In Italy no other grape variety can boast such an intrinsic bond with the territory as Nebbiolo. In fact, if it is moved and planted outside Piedmont and Lombardy, it does not find neither identity nor soul, both because of the plant structure and for the long period the grape clusters need to reach their full ripening.
A bright ruby red, in which one can see one’s reflection. With the time, the brick red borders form a romantic frame. At the nose, ethereal perfumes of sweet red berry fruits like raspberry, currant and blueberry, are joined by more toasted fragrances such as hazelnut, tobacco and coffee. With refining, there still remain hints of dry flowers, groundcover and anise, and delicate and deep flavours which remain a while on the palate.

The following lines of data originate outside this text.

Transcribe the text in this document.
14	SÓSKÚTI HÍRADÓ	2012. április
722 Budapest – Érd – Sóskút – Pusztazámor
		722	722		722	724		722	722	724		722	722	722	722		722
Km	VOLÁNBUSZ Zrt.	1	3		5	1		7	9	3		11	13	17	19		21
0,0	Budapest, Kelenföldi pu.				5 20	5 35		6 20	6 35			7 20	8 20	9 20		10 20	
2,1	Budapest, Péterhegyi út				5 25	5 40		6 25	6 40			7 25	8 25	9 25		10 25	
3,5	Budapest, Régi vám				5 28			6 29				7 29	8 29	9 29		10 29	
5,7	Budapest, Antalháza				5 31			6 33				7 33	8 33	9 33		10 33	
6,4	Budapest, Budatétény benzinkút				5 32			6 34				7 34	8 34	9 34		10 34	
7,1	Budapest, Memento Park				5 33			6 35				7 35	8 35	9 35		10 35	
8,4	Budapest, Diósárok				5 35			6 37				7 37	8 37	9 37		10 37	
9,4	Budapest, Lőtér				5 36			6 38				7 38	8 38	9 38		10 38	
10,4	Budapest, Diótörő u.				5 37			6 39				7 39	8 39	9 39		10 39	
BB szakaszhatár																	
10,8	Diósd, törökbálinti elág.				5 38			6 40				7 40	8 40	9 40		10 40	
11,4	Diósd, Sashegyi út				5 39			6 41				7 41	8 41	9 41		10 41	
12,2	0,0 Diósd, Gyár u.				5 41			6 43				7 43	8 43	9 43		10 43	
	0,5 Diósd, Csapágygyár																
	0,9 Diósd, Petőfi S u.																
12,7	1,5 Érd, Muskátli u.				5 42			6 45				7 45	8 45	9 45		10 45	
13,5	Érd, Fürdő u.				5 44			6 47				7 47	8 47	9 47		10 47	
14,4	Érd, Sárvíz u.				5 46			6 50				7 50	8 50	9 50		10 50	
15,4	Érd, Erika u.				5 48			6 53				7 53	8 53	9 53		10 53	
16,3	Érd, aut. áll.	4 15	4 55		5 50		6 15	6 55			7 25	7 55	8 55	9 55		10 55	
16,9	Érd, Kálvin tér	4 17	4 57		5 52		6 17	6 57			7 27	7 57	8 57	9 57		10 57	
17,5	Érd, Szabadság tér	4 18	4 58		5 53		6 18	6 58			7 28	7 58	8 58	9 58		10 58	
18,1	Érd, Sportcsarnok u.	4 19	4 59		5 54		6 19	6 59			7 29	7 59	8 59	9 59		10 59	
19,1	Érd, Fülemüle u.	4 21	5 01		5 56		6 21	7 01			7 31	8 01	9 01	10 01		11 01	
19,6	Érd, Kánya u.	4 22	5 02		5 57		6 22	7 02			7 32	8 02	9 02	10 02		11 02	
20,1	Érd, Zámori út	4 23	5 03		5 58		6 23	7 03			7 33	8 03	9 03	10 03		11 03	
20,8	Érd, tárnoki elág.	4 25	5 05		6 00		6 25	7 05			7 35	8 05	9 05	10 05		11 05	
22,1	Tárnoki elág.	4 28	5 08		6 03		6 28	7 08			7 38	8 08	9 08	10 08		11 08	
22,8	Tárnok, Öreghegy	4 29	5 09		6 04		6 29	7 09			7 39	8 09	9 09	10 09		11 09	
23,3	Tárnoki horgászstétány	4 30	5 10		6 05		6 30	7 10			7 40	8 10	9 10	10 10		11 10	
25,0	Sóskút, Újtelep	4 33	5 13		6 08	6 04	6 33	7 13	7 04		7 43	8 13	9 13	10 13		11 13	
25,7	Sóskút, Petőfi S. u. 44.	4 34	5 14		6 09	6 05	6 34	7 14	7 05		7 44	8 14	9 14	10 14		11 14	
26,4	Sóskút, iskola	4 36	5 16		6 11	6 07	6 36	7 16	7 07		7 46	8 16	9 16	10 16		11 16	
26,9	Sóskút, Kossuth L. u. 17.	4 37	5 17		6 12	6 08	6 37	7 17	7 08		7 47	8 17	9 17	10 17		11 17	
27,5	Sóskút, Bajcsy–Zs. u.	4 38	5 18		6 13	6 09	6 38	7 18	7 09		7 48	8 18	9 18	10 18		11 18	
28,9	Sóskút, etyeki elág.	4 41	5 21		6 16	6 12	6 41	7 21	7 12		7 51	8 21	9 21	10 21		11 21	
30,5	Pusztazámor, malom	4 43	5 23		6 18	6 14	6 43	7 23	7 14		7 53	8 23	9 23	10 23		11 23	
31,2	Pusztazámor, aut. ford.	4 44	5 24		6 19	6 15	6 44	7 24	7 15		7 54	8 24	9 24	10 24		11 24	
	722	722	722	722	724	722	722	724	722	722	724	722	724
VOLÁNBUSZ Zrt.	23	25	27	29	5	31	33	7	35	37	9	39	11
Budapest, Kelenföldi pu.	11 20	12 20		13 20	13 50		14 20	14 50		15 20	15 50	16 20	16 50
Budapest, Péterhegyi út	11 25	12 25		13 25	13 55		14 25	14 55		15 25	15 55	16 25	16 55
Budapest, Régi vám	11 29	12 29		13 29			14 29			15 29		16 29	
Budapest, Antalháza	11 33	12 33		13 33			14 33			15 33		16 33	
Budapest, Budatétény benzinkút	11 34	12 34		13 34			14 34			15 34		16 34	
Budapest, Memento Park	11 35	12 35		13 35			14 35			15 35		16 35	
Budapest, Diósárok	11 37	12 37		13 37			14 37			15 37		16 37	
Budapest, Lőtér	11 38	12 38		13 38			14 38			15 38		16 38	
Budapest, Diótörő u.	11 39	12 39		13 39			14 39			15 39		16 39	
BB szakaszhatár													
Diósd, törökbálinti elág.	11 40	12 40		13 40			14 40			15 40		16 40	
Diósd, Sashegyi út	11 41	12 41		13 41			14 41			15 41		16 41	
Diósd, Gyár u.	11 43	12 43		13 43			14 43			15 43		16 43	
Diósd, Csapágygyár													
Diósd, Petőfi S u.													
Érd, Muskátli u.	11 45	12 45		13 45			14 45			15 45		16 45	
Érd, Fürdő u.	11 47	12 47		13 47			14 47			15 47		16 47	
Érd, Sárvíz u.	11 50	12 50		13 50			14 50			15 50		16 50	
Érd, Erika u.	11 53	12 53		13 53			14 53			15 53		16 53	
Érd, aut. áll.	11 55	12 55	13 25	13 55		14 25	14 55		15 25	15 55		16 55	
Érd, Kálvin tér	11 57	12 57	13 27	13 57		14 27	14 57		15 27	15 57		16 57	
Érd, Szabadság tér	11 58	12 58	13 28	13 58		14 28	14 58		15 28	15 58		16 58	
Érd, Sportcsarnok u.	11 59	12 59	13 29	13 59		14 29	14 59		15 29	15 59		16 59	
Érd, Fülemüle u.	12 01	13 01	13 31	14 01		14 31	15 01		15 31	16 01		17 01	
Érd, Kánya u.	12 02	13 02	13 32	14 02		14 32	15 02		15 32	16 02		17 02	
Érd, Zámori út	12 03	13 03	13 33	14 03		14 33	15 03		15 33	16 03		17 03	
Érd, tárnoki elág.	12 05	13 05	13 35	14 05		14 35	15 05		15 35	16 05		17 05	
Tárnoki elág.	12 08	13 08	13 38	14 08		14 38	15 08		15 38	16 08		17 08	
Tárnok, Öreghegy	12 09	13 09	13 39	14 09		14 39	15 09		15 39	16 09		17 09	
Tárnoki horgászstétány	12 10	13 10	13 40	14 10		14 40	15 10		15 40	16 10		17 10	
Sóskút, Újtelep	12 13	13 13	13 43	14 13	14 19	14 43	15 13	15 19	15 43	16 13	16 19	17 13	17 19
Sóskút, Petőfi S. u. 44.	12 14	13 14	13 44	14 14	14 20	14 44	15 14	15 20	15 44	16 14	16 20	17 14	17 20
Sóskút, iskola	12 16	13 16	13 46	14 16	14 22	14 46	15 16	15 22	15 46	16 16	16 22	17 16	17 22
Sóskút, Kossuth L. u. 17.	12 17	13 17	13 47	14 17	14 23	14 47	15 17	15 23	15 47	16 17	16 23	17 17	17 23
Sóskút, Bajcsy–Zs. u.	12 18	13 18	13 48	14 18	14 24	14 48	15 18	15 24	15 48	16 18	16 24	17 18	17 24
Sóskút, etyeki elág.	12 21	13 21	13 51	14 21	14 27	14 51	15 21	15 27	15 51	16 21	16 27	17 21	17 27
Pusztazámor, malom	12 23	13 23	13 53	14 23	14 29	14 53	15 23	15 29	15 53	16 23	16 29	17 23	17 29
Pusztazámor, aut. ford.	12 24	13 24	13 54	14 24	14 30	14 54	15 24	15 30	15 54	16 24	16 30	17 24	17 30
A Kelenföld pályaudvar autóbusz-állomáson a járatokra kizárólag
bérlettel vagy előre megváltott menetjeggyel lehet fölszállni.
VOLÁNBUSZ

The pairing with the traditional products of this territory are certainly the most suitable, as if nature had magically created them to be matched. Perfect with the so called “ravioli al plin”, small pasta envelopes with a filling of meat, and the tabarin, another traditional kind of pasta, with a truffle flavour. It can also be perfectly paired with second courses made with red meat from Piedmont, with salty ricotta cheese and the DOP cheeses Murazzano, Toma Piemontese and Bra.